Your simulations do not need to be anywhere near as sophisticated but their purpose should be the same, to give people a visceral experience that actually creates the sort of anxiety, chaos, and damage of a real attack. Don't discount this. Simulations have a profound effect on how we think about a problem. By way of example consider that from 1940 until 1990 the number of aviation accidents that resulted from pilot error was stuck at 65%. Today it's at less than 30%. Why? The advances that occurred in flight simulators gave pilots the ability to work under scenarios that were nearly impossible to experience in anything but the real thing.
That same effect applies to pretty much any simulation. Having done simulations for dozens of organizations, from board rooms to the front lines, I can tell you that nothing is more disturbing or has greater impact than allowing someone to actually live through the implications of an attack.
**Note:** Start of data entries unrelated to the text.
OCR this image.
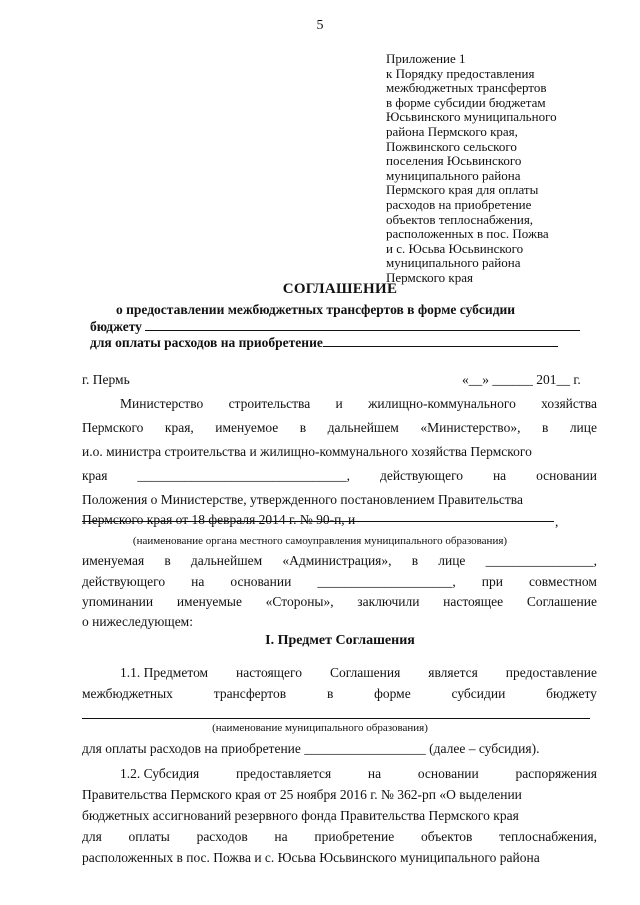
5
Приложение 1
к Порядку предоставления
межбюджетных трансфертов
в форме субсидии бюджетам
Юсьвинского муниципального
района Пермского края,
Пожвинского сельского
поселения Юсьвинского
муниципального района
Пермского края для оплаты
расходов на приобретение
объектов теплоснабжения,
расположенных в пос. Пожва
и с. Юсьва Юсьвинского
муниципального района
Пермского края
СОГЛАШЕНИЕ
о предоставлении межбюджетных трансфертов в форме субсидии
бюджету
для оплаты расходов на приобретение
г. Пермь	«__» ______ 201__ г.
Министерство строительства и жилищно-коммунального хозяйства
Пермского края, именуемое в дальнейшем «Министерство», в лице
и.о. министра строительства и жилищно-коммунального хозяйства Пермского
края _______________________________, действующего на основании
Положения о Министерстве, утвержденного постановлением Правительства
Пермского края от 18 февраля 2014 г. № 90-п, и	,
(наименование органа местного самоуправления муниципального образования)
именуемая в дальнейшем «Администрация», в лице ________________,
действующего на основании ____________________, при совместном
упоминании именуемые «Стороны», заключили настоящее Соглашение
о нижеследующем:
I. Предмет Соглашения
1.1. Предметом настоящего Соглашения является предоставление
межбюджетных	трансфертов	в	форме	субсидии	бюджету
(наименование муниципального образования)
для оплаты расходов на приобретение __________________ (далее – субсидия).
1.2. Субсидия	предоставляется	на	основании	распоряжения
Правительства Пермского края от 25 ноября 2016 г. № 362-рп «О выделении
бюджетных ассигнований резервного фонда Правительства Пермского края
для оплаты расходов на приобретение объектов теплоснабжения,
расположенных в пос. Пожва и с. Юсьва Юсьвинского муниципального района
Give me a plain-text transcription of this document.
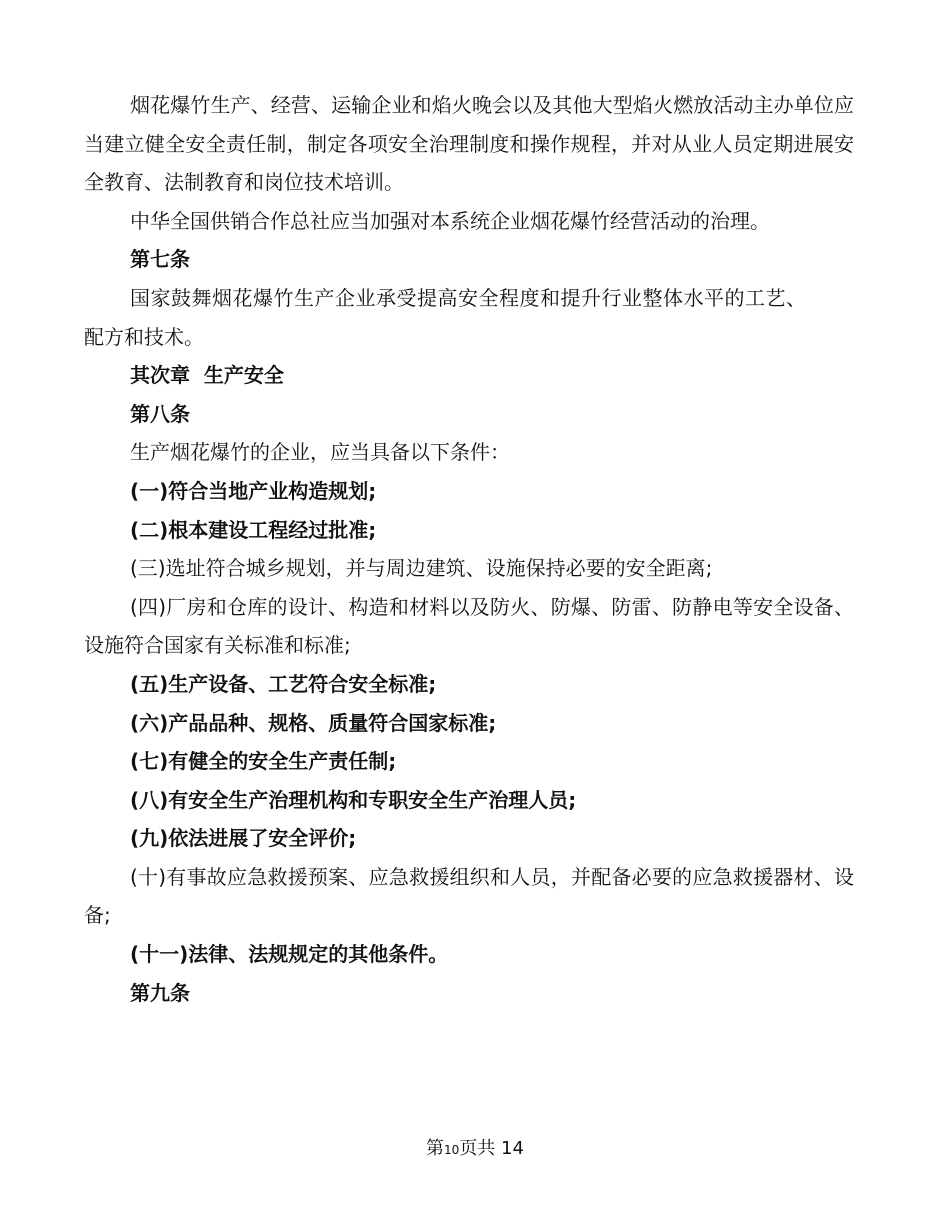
烟花爆竹生产、经营、运输企业和焰火晚会以及其他大型焰火燃放活动主办单位应当建立健全安全责任制，制定各项安全治理制度和操作规程，并对从业人员定期进展安全教育、法制教育和岗位技术培训。

中华全国供销合作总社应当加强对本系统企业烟花爆竹经营活动的治理。

第七条

国家鼓舞烟花爆竹生产企业承受提高安全程度和提升行业整体水平的工艺、配方和技术。

其次章  生产安全

第八条

生产烟花爆竹的企业，应当具备以下条件：

(一)符合当地产业构造规划;

(二)根本建设工程经过批准;

(三)选址符合城乡规划，并与周边建筑、设施保持必要的安全距离;

(四)厂房和仓库的设计、构造和材料以及防火、防爆、防雷、防静电等安全设备、设施符合国家有关标准和标准;

(五)生产设备、工艺符合安全标准;

(六)产品品种、规格、质量符合国家标准;

(七)有健全的安全生产责任制;

(八)有安全生产治理机构和专职安全生产治理人员;

(九)依法进展了安全评价;

(十)有事故应急救援预案、应急救援组织和人员，并配备必要的应急救援器材、设备;

(十一)法律、法规规定的其他条件。

第九条

第10页共 14
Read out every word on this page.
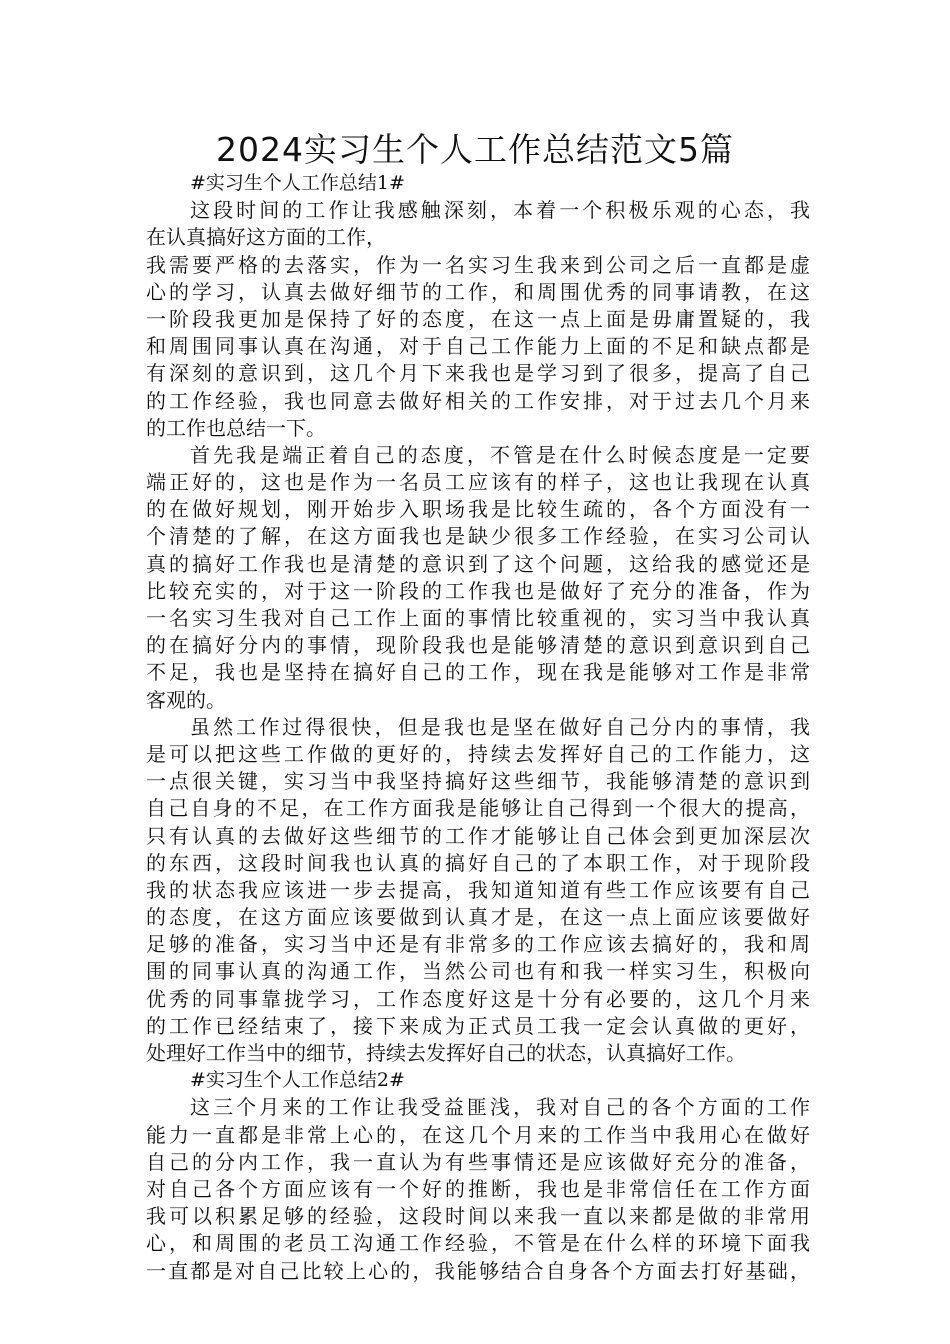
2024实习生个人工作总结范文5篇
#实习生个人工作总结1#
这段时间的工作让我感触深刻，本着一个积极乐观的心态，我
在认真搞好这方面的工作，
我需要严格的去落实，作为一名实习生我来到公司之后一直都是虚
心的学习，认真去做好细节的工作，和周围优秀的同事请教，在这
一阶段我更加是保持了好的态度，在这一点上面是毋庸置疑的，我
和周围同事认真在沟通，对于自己工作能力上面的不足和缺点都是
有深刻的意识到，这几个月下来我也是学习到了很多，提高了自己
的工作经验，我也同意去做好相关的工作安排，对于过去几个月来
的工作也总结一下。
首先我是端正着自己的态度，不管是在什么时候态度是一定要
端正好的，这也是作为一名员工应该有的样子，这也让我现在认真
的在做好规划，刚开始步入职场我是比较生疏的，各个方面没有一
个清楚的了解，在这方面我也是缺少很多工作经验，在实习公司认
真的搞好工作我也是清楚的意识到了这个问题，这给我的感觉还是
比较充实的，对于这一阶段的工作我也是做好了充分的准备，作为
一名实习生我对自己工作上面的事情比较重视的，实习当中我认真
的在搞好分内的事情，现阶段我也是能够清楚的意识到意识到自己
不足，我也是坚持在搞好自己的工作，现在我是能够对工作是非常
客观的。
虽然工作过得很快，但是我也是坚在做好自己分内的事情，我
是可以把这些工作做的更好的，持续去发挥好自己的工作能力，这
一点很关键，实习当中我坚持搞好这些细节，我能够清楚的意识到
自己自身的不足，在工作方面我是能够让自己得到一个很大的提高，
只有认真的去做好这些细节的工作才能够让自己体会到更加深层次
的东西，这段时间我也认真的搞好自己的了本职工作，对于现阶段
我的状态我应该进一步去提高，我知道知道有些工作应该要有自己
的态度，在这方面应该要做到认真才是，在这一点上面应该要做好
足够的准备，实习当中还是有非常多的工作应该去搞好的，我和周
围的同事认真的沟通工作，当然公司也有和我一样实习生，积极向
优秀的同事靠拢学习，工作态度好这是十分有必要的，这几个月来
的工作已经结束了，接下来成为正式员工我一定会认真做的更好，
处理好工作当中的细节，持续去发挥好自己的状态，认真搞好工作。
#实习生个人工作总结2#
这三个月来的工作让我受益匪浅，我对自己的各个方面的工作
能力一直都是非常上心的，在这几个月来的工作当中我用心在做好
自己的分内工作，我一直认为有些事情还是应该做好充分的准备，
对自己各个方面应该有一个好的推断，我也是非常信任在工作方面
我可以积累足够的经验，这段时间以来我一直以来都是做的非常用
心，和周围的老员工沟通工作经验，不管是在什么样的环境下面我
一直都是对自己比较上心的，我能够结合自身各个方面去打好基础，
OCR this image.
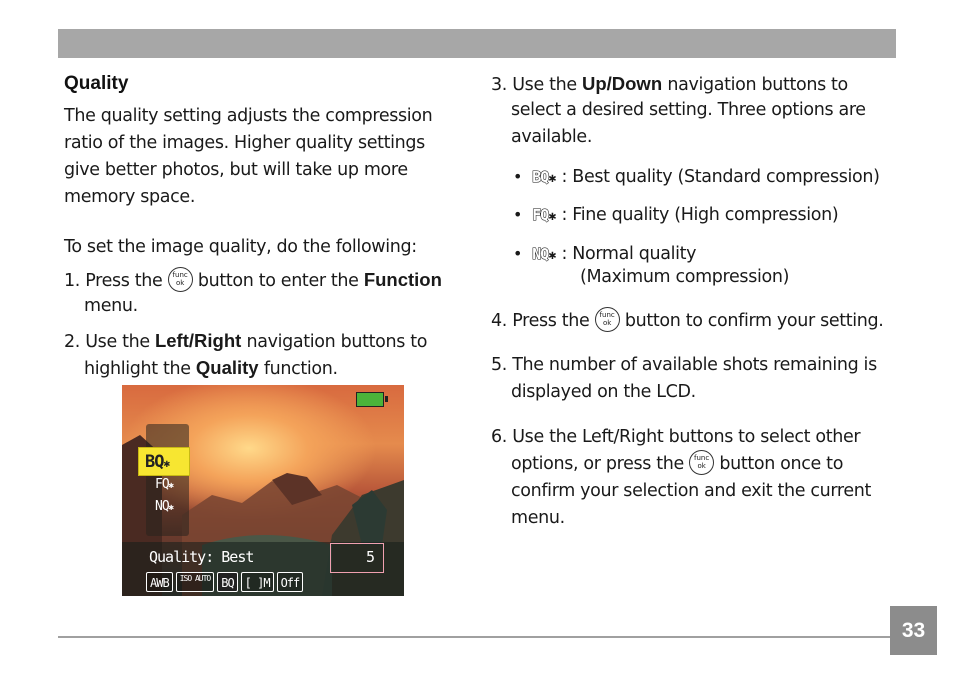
Quality
The quality setting adjusts the compression
ratio of the images. Higher quality settings
give better photos, but will take up more
memory space.
To set the image quality, do the following:
1. Press the func
ok button to enter the Function
menu.
2. Use the Left/Right navigation buttons to
highlight the Quality function.
BQ✱
FQ✱
NQ✱
Quality: Best	5
AWB	ISO AUTO BQ [ ]M Off
3. Use the Up/Down navigation buttons to
select a desired setting. Three options are
available.
• BQ✱ : Best quality (Standard compression)
• FQ✱ : Fine quality (High compression)
• NQ✱ : Normal quality
(Maximum compression)
4. Press the func
ok button to confirm your setting.
5. The number of available shots remaining is
displayed on the LCD.
6. Use the Left/Right buttons to select other
options, or press the func
ok button once to
confirm your selection and exit the current
menu.
33
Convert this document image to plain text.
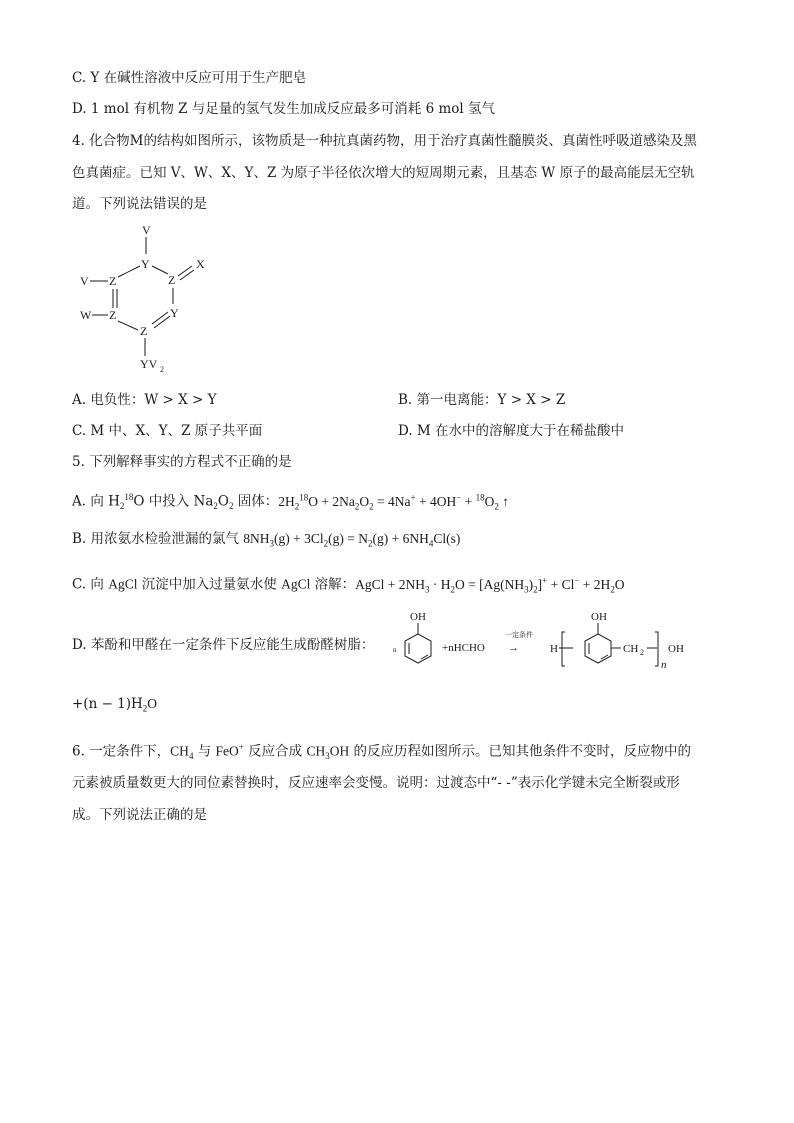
C. Y 在碱性溶液中反应可用于生产肥皂
D. 1 mol 有机物 Z 与足量的氢气发生加成反应最多可消耗 6 mol 氢气
4. 化合物M的结构如图所示，该物质是一种抗真菌药物，用于治疗真菌性髓膜炎、真菌性呼吸道感染及黑
色真菌症。已知 V、W、X、Y、Z 为原子半径依次增大的短周期元素，且基态 W 原子的最高能层无空轨
道。下列说法错误的是
V
Y
Z
X
V Z
W Z	Y
Z
YV 2
A. 电负性：W > X > Y	B. 第一电离能：Y > X > Z
C. M 中、X、Y、Z 原子共平面	D. M 在水中的溶解度大于在稀盐酸中
5. 下列解释事实的方程式不正确的是
A. 向 $H_2^{18}O$ 中投入 $Na_2O_2$ 固体：$2H_2^{18}O + 2Na_2O_2 = 4Na^+ + 4OH^- + ^{18}O_2$ ↑
B. 用浓氨水检验泄漏的氯气 $8NH_3(g) + 3Cl_2(g) = N_2(g) + 6NH_4Cl(s)$
C. 向 AgCl 沉淀中加入过量氨水使 AgCl 溶解：AgCl + $2NH_3 \cdot H_2O = [Ag(NH_3)_2]^+ + Cl^- + 2H_2O$
D. 苯酚和甲醛在一定条件下反应能生成酚醛树脂：
OH
n	+nHCHO
一定条件
→	H
OH
CH 2
n
OH
$+(n - 1)H_2O$
6. 一定条件下，$CH_4$ 与 FeO+ 反应合成 $CH_3OH$ 的反应历程如图所示。已知其他条件不变时，反应物中的
元素被质量数更大的同位素替换时，反应速率会变慢。说明：过渡态中“- -”表示化学键未完全断裂或形
成。下列说法正确的是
Simulations also change the way you think about cybersecurity, shifting your mindset from a defensive posture to that of an attacker. Getting into the attacker's mind is critical if you are to be able to defend yourself from a cyber attack. You can only defend yourself against the threats you know. Thinking like an attacker allows you to better understand the possible threats and how you will react to them ahead of time.
This War Is No Game
By the way, what amazed me most at the Symantec CyberWar games was that the recipients of the gold medal all looked young enough to barely be of drinking age and even included a 17 year-old intern! But don't let that fool you into thinking this is some sort of video game where you can simply press the reset button. The consequences are very real and can be devastating to any business, but especially a small and medium sized business.
With estimates placing cybercrime somewhere between a 500 million to trillion dollar industry, this is a very real threat. You will encounter it. The only question is, "How will you respond?" Of course if you consider 4 out of 10 to be good enough odds for your business then just sit back and keep rolling the dice.
Disclosure: My keynote at the Symantec CyberWar Games awards ceremony was a paid engagement.